Search code examples
pythonpandasmeanpython-datetime

computing the mean for python datetime


I have a datetime attribute:

d = {
    'DOB': pd.Series([
        datetime.datetime(2014, 7, 9),
        datetime.datetime(2014, 7, 15),
        np.datetime64('NaT')
    ], index=['a', 'b', 'c'])
}
df_test = pd.DataFrame(d)

I would like to compute the mean for that attribute. Running mean() causes an error:

TypeError: reduction operation 'mean' not allowed for this dtype

I also tried the solution proposed elsewhere. It doesn't work as running the function proposed there causes

OverflowError: Python int too large to convert to C long

What would you propose?
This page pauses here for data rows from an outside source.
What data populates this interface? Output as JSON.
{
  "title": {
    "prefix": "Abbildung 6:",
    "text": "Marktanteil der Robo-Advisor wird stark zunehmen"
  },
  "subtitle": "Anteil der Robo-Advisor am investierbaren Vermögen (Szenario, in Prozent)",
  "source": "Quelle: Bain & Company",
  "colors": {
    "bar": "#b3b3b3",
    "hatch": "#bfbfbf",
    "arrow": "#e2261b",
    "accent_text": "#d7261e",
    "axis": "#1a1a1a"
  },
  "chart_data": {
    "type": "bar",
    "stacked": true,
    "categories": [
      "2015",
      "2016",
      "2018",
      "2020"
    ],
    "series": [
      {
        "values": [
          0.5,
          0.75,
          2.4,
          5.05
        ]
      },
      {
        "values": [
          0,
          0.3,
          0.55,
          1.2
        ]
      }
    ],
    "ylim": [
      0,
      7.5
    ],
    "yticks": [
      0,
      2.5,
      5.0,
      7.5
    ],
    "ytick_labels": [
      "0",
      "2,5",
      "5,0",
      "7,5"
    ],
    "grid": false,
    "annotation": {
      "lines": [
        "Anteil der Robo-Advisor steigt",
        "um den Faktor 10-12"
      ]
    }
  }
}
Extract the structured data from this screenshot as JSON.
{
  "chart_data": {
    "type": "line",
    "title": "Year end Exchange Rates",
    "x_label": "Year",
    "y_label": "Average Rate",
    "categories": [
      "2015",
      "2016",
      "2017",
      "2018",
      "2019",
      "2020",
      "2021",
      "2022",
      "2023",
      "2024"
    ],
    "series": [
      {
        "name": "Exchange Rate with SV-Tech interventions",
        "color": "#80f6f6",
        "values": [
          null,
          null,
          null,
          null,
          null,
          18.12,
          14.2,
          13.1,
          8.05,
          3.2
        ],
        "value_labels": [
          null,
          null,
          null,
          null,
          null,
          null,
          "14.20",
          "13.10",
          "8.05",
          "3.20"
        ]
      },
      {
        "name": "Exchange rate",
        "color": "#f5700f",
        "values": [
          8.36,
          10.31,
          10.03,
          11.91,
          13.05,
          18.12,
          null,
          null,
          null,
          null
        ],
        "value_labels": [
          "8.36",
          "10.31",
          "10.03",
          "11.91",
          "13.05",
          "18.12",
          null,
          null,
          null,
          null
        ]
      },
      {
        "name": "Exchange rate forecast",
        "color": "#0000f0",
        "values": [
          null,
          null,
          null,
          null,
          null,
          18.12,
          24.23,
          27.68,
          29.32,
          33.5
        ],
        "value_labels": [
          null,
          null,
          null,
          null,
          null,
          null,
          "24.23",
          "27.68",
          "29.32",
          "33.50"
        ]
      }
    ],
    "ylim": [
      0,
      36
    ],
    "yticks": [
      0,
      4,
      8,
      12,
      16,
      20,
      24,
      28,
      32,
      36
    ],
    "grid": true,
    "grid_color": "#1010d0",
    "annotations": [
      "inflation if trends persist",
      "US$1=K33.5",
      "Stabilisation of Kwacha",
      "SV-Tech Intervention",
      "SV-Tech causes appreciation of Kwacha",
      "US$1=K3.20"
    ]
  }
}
The result for the above dataframe should be equivalent to

datetime.datetime(2014, 7, 12).

Solution

  • You can take the mean of Timedelta. So find the minimum value and subtract it from the series to get a series of Timedelta. Then take the mean and add it back to the minimum.

    dob = df_test.DOB
    m = dob.min()
    (m + (dob - m).mean()).to_pydatetime()
    
    datetime.datetime(2014, 7, 12, 0, 0)
    

    One-line

    df_test.DOB.pipe(lambda d: (lambda m: m + (d - m).mean())(d.min())).to_pydatetime()
    

    To @ALollz point

    I use the epoch pd.Timestamp(0) instead of min

    df_test.DOB.pipe(lambda d: (lambda m: m + (d - m).mean())(pd.Timestamp(0))).to_pydatetime()